Colorado-based Century Communities announced five new projects in the works between Castle Rock and Westminster. Starting in the mid-300s in Aurora, The Heights community on South Scranton Street will offer 94, three-story, detached condominiums with two- or three-bedroom layouts with two-bay attached garages.
Previous similar projects in Aurora were called patio homes, rather than condos. Detached condos are separate, privately owned homes but the yards and other amenities are jointly owned community areas. Century Communities said the community will be maintenance free, as the yards will be green courts.
Century Communities said the community is designed for “urban commuters” because of its central location, three miles from the R Line’s Iliff Station.
There has been a dry spell for condo building in Aurora the last few years, as Ron Thourpe, an associate professor at the Burns School of Real Estate and Construction Management at the University of Denver, puts it.
So the market may see more condo construction pop up in the near future, but it isn’t expected to be overwhelming.
“I don’t think it’s so much the laws that have changed as much as the sentiment from homebuilders,” he said, referencing the construction defects legislation that was signed into law earlier this year.
HB-1279 requires a little more from HOAs before launching a lawsuit against a homebuilder, which Throupe said is important.

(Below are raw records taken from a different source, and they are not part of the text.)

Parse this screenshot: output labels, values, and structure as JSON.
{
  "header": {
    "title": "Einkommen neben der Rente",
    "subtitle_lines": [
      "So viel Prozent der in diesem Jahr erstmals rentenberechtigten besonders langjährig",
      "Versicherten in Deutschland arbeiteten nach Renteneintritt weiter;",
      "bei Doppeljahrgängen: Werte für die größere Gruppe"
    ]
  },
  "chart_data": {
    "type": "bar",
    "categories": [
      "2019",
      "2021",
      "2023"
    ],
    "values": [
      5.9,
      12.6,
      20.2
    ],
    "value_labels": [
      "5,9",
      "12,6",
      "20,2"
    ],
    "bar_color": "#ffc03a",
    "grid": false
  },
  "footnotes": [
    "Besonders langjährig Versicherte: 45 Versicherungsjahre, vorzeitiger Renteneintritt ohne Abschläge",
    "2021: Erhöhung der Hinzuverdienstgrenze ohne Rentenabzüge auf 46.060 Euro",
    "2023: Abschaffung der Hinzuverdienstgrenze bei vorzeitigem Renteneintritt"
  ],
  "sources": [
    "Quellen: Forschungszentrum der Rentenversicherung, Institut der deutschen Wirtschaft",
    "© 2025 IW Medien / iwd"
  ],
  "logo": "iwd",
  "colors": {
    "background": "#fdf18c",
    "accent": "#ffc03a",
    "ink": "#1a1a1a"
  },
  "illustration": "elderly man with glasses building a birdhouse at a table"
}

But “it’s just a starting point, it’s not going to change the world,” he added.
Throupe does believes the law is enough to encourage homebuilders to get their feet wet in building condos, though.
“I’ve talked to some developers who say condos are still as profitable to develop as apartments,” Throupe said.

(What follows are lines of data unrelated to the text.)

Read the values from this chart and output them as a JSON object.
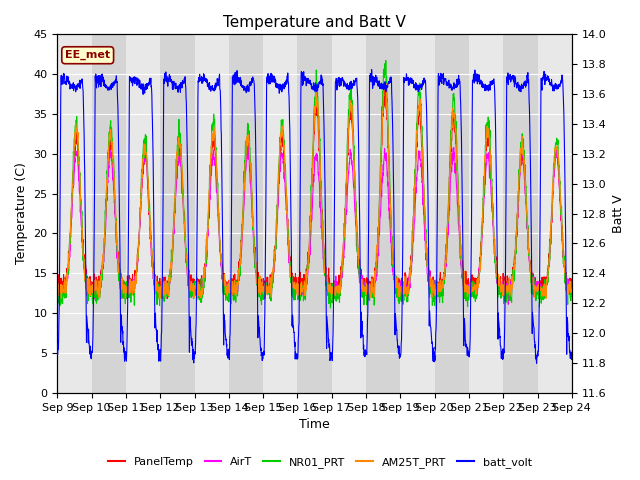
{
  "title": "Temperature and Batt V",
  "xlabel": "Time",
  "ylabel_left": "Temperature (C)",
  "ylabel_right": "Batt V",
  "annotation": "EE_met",
  "xlim": [
    0,
    15
  ],
  "ylim_left": [
    0,
    45
  ],
  "ylim_right": [
    11.6,
    14.0
  ],
  "yticks_left": [
    0,
    5,
    10,
    15,
    20,
    25,
    30,
    35,
    40,
    45
  ],
  "yticks_right": [
    11.6,
    11.8,
    12.0,
    12.2,
    12.4,
    12.6,
    12.8,
    13.0,
    13.2,
    13.4,
    13.6,
    13.8,
    14.0
  ],
  "xtick_labels": [
    "Sep 9",
    "Sep 10",
    "Sep 11",
    "Sep 12",
    "Sep 13",
    "Sep 14",
    "Sep 15",
    "Sep 16",
    "Sep 17",
    "Sep 18",
    "Sep 19",
    "Sep 20",
    "Sep 21",
    "Sep 22",
    "Sep 23",
    "Sep 24"
  ],
  "colors": {
    "PanelTemp": "#ff0000",
    "AirT": "#ff00ff",
    "NR01_PRT": "#00cc00",
    "AM25T_PRT": "#ff8800",
    "batt_volt": "#0000ff"
  },
  "band_light": "#e8e8e8",
  "band_dark": "#d4d4d4",
  "title_fontsize": 11,
  "axis_label_fontsize": 9,
  "tick_fontsize": 8
}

Likewise, Marcella Barnett, a retired Realtor and member of the city’s Citizens Advisory Committee for Housing and Community Development, said she doesn’t believe the new development is a signal Aurora will be host to a surge of new condo buildings in the near future.
The real question in the market becomes affordability for the buyer. Throupe points out that if a buyer isn’t able to swing a down payment, they’ll often opt for renting because it’s easier.
“I think condos are going to keep being built,” Barnett admitted, but added that for the market, a two-bedroom condo wouldn’t be desirable for a family. And prices over $300,000 push out any low-income buyers.
Throupe said a condo would have to be priced under what a single-family home would cost to attract buyers.
Additionally, any new construction along the R Line would almost have to be condos, Barnett said. But with the risk of the R Line cutting service hours, it leaves a big question mark over whether condos would continue to be desirable in Aurora. Newly built condos also don’t address a renting problem, Barnett said. And Aurora doesn’t have a land issue like Denver does. So building single-family homes is easy.
Century Communities, which has been building condos since 2002, said it was a demand in the market that allowed them to build the condos. They’re currently building town houses in Murphy Creek and have also built town houses in Beacon Point.
The company is also adding development in Lone Tree, Parker, Westminster and Castle Rock. Those will all be single-family homes.